- Route: Sierra
- Ride Year: 2017
- Hometown: Haslet, TX
- School Year: Senior
- Major: Computer Engineering
- Email: email@example.com
Hey everyone! My name is Kassidy Knight and I’m a Senior studying Computer Engineering here at UT Austin. My mom taught me to love the Longhorns, and my dad sparked my interest in computers. I have had the same best friend since I was born, and she also happens to be my twin sister. We have always been a dynamic duo and together we pick on our “little” brother who has already grown a foot taller than us. My family is an incredible support system, and I am extremely thankful for the life they’ve helped me create.
Though Texas 4000 takes up most of my time, I'm also a member of Delta Gamma sorority and served as President of University Panhellenic Council in 2016. Every person I’ve met at UT has made my experience better, widened my perspective, and shown me what diversity and community mean at a university this size.
I try not to take myself too seriously, because making people laugh is one of my favorite pastimes. Joking around helps to break down barriers and bring people together, that's why I've always loved being the class clown.
After the ride, I'll be returning to the lively city of Austin to work full-time doing Business Technology Consulting for Deloitte. Truth be told, I simply couldn't part ways with the hill country sunsets, live music, and incredible Tex-Mex found here.

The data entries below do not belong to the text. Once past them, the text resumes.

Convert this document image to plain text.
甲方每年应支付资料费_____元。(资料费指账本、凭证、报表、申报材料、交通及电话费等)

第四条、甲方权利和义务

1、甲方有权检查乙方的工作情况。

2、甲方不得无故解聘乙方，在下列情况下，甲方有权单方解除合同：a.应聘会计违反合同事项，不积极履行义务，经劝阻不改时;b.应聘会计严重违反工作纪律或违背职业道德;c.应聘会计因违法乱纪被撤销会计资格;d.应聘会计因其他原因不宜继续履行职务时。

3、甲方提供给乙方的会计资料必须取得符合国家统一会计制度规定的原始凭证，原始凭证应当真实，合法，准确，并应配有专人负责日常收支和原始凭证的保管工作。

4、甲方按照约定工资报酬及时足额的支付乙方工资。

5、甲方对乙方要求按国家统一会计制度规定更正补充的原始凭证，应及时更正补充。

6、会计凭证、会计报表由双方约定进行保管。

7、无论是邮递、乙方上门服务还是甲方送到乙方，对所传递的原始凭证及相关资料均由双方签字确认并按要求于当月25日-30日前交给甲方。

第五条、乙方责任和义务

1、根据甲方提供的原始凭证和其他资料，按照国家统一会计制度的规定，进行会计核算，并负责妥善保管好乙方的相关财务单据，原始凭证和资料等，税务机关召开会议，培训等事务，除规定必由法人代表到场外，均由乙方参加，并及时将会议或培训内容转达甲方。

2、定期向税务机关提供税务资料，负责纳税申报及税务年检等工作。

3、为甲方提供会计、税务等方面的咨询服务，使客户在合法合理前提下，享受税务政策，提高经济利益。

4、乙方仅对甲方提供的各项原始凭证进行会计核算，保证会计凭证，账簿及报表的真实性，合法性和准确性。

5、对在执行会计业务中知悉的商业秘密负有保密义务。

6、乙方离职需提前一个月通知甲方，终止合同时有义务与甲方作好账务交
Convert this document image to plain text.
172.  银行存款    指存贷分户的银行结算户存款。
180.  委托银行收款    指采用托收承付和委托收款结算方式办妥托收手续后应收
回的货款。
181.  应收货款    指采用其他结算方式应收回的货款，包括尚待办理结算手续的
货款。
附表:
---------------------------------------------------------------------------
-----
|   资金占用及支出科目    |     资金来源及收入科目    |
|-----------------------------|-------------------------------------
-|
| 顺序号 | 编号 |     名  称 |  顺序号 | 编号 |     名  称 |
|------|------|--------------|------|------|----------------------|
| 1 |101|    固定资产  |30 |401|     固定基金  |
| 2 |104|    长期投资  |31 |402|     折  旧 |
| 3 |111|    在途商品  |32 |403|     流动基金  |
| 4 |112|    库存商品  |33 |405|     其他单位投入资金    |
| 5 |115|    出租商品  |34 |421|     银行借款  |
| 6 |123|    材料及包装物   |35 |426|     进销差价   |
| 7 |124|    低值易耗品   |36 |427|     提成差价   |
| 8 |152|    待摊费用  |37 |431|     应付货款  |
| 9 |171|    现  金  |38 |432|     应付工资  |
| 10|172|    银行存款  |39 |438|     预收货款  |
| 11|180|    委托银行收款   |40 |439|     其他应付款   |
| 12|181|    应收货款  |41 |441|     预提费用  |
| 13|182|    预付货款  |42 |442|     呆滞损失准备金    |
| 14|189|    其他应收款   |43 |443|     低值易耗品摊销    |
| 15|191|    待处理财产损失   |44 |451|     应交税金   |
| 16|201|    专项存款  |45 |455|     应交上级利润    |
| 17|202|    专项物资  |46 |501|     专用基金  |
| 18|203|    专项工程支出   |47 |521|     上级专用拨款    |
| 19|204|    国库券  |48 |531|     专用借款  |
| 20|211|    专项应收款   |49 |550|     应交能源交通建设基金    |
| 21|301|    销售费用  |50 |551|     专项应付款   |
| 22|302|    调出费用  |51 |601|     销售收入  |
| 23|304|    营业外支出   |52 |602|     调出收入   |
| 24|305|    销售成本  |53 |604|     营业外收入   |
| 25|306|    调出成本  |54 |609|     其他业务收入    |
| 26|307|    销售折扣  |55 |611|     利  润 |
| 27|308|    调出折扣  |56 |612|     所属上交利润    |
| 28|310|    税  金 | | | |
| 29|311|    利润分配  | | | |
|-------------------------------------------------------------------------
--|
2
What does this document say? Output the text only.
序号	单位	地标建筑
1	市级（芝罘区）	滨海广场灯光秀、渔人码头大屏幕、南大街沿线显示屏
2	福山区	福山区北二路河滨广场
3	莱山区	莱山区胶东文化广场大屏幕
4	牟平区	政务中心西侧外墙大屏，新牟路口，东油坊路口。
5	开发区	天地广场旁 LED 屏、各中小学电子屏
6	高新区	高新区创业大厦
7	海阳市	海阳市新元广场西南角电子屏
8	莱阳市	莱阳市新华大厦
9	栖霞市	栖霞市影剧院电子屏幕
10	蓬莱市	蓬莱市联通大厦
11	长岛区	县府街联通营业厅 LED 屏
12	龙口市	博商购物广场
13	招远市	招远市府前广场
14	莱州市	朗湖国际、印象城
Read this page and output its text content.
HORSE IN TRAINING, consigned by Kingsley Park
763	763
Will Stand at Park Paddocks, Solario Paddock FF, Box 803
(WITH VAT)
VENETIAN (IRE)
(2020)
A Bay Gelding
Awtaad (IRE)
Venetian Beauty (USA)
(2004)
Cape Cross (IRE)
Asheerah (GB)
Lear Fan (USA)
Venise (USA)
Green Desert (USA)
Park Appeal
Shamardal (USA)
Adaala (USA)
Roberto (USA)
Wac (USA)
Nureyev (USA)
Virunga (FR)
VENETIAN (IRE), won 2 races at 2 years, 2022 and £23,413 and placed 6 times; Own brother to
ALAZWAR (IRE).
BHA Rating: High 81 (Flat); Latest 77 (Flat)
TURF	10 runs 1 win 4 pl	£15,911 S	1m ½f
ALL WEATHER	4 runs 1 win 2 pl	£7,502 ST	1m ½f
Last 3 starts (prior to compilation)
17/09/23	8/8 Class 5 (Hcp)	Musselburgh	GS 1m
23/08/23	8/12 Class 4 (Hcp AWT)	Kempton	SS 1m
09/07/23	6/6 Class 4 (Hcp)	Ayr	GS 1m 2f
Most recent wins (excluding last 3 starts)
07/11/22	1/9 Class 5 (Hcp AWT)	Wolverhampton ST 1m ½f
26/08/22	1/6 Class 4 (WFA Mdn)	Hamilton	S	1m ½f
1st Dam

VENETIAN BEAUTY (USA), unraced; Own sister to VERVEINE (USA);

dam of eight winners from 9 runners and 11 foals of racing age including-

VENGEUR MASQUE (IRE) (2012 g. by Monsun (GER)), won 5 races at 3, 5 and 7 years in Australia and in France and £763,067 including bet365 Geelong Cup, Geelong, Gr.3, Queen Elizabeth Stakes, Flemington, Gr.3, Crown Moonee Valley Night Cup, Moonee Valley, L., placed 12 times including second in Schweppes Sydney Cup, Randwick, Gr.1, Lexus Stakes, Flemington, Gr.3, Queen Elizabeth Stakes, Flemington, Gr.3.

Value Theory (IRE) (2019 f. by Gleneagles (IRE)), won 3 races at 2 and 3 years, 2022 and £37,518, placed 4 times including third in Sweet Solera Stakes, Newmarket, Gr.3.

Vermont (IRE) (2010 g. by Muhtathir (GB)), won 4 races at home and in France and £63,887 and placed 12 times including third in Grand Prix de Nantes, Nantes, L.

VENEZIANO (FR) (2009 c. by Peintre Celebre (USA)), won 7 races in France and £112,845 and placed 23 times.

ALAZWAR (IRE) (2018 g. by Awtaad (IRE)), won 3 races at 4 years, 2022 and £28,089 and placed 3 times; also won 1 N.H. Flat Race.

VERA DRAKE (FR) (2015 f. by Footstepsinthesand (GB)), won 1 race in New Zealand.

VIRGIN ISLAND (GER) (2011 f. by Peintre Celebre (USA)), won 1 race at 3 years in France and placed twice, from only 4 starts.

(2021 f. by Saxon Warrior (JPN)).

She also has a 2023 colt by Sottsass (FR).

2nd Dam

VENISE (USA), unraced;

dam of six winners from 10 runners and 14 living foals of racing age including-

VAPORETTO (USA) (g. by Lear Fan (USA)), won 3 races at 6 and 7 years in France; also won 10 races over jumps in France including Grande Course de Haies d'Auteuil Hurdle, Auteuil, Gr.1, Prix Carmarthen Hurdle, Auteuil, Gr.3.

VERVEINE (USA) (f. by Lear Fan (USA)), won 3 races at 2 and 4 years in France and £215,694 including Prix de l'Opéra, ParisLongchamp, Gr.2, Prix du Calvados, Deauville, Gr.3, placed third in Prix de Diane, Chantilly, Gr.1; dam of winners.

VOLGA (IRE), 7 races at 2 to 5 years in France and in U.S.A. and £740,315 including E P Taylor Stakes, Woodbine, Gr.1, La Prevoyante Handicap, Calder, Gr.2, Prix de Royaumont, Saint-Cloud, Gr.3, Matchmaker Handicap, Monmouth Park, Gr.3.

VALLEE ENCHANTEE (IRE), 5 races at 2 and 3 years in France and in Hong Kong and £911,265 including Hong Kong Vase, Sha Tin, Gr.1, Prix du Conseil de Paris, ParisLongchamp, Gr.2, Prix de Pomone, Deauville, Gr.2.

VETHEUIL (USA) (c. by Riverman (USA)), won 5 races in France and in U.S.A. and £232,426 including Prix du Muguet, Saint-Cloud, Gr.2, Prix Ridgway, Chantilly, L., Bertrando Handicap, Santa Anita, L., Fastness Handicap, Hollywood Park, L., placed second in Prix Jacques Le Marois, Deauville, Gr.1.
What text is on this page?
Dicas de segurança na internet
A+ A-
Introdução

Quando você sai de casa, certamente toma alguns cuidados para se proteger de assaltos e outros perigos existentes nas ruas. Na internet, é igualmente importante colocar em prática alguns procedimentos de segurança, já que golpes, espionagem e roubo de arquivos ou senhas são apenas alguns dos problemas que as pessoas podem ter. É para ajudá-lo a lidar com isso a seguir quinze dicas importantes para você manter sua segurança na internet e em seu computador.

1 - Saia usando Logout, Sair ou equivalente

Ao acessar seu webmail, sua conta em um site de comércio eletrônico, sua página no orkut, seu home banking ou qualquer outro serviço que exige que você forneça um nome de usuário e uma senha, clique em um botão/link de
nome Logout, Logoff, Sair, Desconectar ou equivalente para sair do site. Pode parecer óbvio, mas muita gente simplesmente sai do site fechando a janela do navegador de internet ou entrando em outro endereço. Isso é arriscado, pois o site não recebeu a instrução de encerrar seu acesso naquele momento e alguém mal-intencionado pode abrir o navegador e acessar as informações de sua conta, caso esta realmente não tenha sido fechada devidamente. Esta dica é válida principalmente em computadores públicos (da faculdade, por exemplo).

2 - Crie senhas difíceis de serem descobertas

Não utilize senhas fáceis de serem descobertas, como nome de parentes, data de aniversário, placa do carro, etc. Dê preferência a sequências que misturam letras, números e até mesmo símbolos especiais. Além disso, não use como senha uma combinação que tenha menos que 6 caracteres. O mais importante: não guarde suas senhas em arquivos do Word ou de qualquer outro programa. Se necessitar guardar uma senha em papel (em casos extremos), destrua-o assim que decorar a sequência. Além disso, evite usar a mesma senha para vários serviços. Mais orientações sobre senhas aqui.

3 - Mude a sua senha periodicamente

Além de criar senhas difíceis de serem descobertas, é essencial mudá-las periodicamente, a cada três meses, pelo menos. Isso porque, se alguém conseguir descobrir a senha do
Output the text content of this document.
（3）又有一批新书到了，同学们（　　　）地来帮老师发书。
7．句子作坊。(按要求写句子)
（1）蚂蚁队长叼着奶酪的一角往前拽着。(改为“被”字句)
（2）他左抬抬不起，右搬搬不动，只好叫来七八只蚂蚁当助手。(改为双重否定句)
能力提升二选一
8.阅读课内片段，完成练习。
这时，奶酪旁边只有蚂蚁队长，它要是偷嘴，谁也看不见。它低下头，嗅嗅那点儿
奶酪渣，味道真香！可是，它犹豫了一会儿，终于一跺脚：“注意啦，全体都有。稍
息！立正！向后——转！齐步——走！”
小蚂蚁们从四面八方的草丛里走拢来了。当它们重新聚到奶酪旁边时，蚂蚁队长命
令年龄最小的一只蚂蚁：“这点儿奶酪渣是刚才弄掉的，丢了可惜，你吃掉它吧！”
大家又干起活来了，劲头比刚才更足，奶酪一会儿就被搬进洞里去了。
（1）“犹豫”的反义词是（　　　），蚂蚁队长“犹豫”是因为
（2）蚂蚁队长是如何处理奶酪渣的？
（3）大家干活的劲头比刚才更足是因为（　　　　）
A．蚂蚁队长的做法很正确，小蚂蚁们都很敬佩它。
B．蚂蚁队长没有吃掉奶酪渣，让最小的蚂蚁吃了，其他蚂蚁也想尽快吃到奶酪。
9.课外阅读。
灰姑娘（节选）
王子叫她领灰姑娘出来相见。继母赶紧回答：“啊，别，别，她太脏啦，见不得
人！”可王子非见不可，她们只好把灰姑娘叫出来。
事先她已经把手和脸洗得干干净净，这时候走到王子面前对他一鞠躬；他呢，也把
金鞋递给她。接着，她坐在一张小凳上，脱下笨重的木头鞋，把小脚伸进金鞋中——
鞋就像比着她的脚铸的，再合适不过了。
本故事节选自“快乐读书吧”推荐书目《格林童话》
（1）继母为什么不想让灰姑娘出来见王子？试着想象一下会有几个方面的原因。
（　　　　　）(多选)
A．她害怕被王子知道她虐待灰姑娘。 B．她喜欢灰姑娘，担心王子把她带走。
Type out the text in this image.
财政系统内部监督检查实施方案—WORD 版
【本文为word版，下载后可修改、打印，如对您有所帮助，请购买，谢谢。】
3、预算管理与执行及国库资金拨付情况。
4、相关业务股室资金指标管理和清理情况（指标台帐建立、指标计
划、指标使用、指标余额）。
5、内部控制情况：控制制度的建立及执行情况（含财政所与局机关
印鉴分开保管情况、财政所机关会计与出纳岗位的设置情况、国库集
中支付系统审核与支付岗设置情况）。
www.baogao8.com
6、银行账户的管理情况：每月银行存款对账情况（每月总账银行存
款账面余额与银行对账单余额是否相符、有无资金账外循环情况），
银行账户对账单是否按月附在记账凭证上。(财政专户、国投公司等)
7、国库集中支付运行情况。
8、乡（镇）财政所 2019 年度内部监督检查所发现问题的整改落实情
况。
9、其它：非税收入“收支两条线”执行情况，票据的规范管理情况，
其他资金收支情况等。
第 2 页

I’m thrilled to embark on this journey with my teammates and learn from all the incredible people we will meet along the way. Alaska, we’ll see you soon. Cancer, you’re going down.
Why I Ride
My personal belief is that a full life is one shared with others; people who celebrate your greatest successes and pick you up after your hardest falls. People who fight for you and care for you. People who may not always have the right thing to say, but whose presence speaks louder than words.
My family's first experience with cancer began in 2001, when I was 6 years old. My tall, goofy, caring uncle had been diagnosed with Multiple Myeloma. I was too young to wrap my head around this disease, but I noticed my Uncle getting weaker every time our families visited each other. Instead of putting me on his shoulders, he had to stay away from the germs I brought home from the playground. Eight years after his diagnosis, in 2009, he passed away.
During the first week of my freshman year at UT, in 2013, I lost my grandmother to breast cancer. She was my role model and my angel, and she loved every member of our family without judgment or exceptions. There are days where I still wish I could call her and talk about life, just to hear her encouraging voice.
Though these personal losses were devastating, the real pain came from the gaping hole left in my family. The pain my cousins experienced growing up without their father, who they adored more than anyone in the world. The pain my grandfather experienced losing his soulmate, the person with whom he had shared majority of his life, his best friend.
These experiences taught me a valuable lesson: everyone deserves someone. Whether that person be a family member, a best friend, or a role model, everyone deserves their own champion. Every single day, cancer takes these champions away from us.
I ride to help carry the weight of cancer and advocate for life shared with others. I ride to support those who are currently fighting cancer, or have lost a loved one to cancer. I ride for all of the champions in our lives, so that they are not lost from us too soon.